Among its few civilian supporters is Peter Craig-Jones, a descendant of one of India’s oldest surviving colonial tea and coffee planting families. Craig-Jones’s forebears first landed in the 1700s during the time of the East India Company and “stayed on” after India’s independence in 1947, even taking Indian passports. He has hunted with the Ooty pack since he was a teenager in the late 1960s, although he has been away running an IT-related consultancy in Bangalore for the past 12 years, with little time for riding in the hills. He now hopes to return.

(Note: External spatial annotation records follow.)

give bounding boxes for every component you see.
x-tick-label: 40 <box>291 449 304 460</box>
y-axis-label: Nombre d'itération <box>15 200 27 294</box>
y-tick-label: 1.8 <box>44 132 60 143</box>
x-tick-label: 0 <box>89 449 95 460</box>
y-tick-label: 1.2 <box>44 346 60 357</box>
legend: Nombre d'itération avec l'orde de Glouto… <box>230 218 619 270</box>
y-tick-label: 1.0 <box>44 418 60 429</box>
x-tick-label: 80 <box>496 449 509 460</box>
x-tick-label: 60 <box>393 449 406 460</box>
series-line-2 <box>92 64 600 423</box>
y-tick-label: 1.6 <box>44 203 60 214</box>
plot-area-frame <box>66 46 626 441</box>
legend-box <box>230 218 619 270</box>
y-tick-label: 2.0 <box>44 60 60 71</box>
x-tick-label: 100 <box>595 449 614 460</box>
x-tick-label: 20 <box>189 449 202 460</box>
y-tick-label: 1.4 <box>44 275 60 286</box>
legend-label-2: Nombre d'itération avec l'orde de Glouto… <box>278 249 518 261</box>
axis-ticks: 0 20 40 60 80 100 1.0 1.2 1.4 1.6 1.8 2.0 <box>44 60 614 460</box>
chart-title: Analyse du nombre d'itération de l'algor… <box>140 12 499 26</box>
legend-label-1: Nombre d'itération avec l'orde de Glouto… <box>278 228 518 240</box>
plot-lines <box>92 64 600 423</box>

At the hunt breakfast, Craig-Jones is immaculately turned out in tweed jacket and tie. But he did not ride with us – he was informed at the last minute that neither he nor his guest had received the required military intelligence clearance in time. He remembers thrilling chases through open country before what he calls “dreadful” eucalyptus was planted on the Ooty Downs. He does not remember a kill. “I’ve never been on a hunt ever where they’ve caught a jackal!” he laughs.
This failure was blamed on the inbreeding of the hounds, even as far back as the 1950s when his father was a keen follower. In those days, there was still an English master of the hunt and they were sticklers for correct hunt dress and etiquette. “Now it has changed into something very different,” he says.
During the hunt there is no hint of any scent, no cry of any hound, but it is an enjoyable and fairly bracing two-and-a-half-hour ride. We cross small rivers, jump fallen logs in pine forests, and – the highlight for all – enjoy an exhilarating gallop around lake Kamraj Sagar. As we careen to a halt, a silver haired Major General with a pink flush in his cheeks confides: “First time I’m riding after 30 years ... too much football, muscles have developed in the wrong places.”
We end back on the golf course, pausing before doing a final “gallop-past” the gathered foot followers. A riderless horse charging into view provides a moment of drama. Fortunately, his unseated rider suffered only a twisted ankle. Then, back at the kennels the band of the Madras Regiment greets us with great fanfare. We line up, clutching our glasses, toast the Ooty Hunt, then down our drinks before the ceremonial lowering of the red and green hunt flag.
We retire to the Ooty Club, resplendent with its trophy heads, English hunting prints and a portrait of Winston Churchill. I opt for the mixed bar, rather than the one reserved for “gentlemen”. There are some traditions of the Raj that I can live without.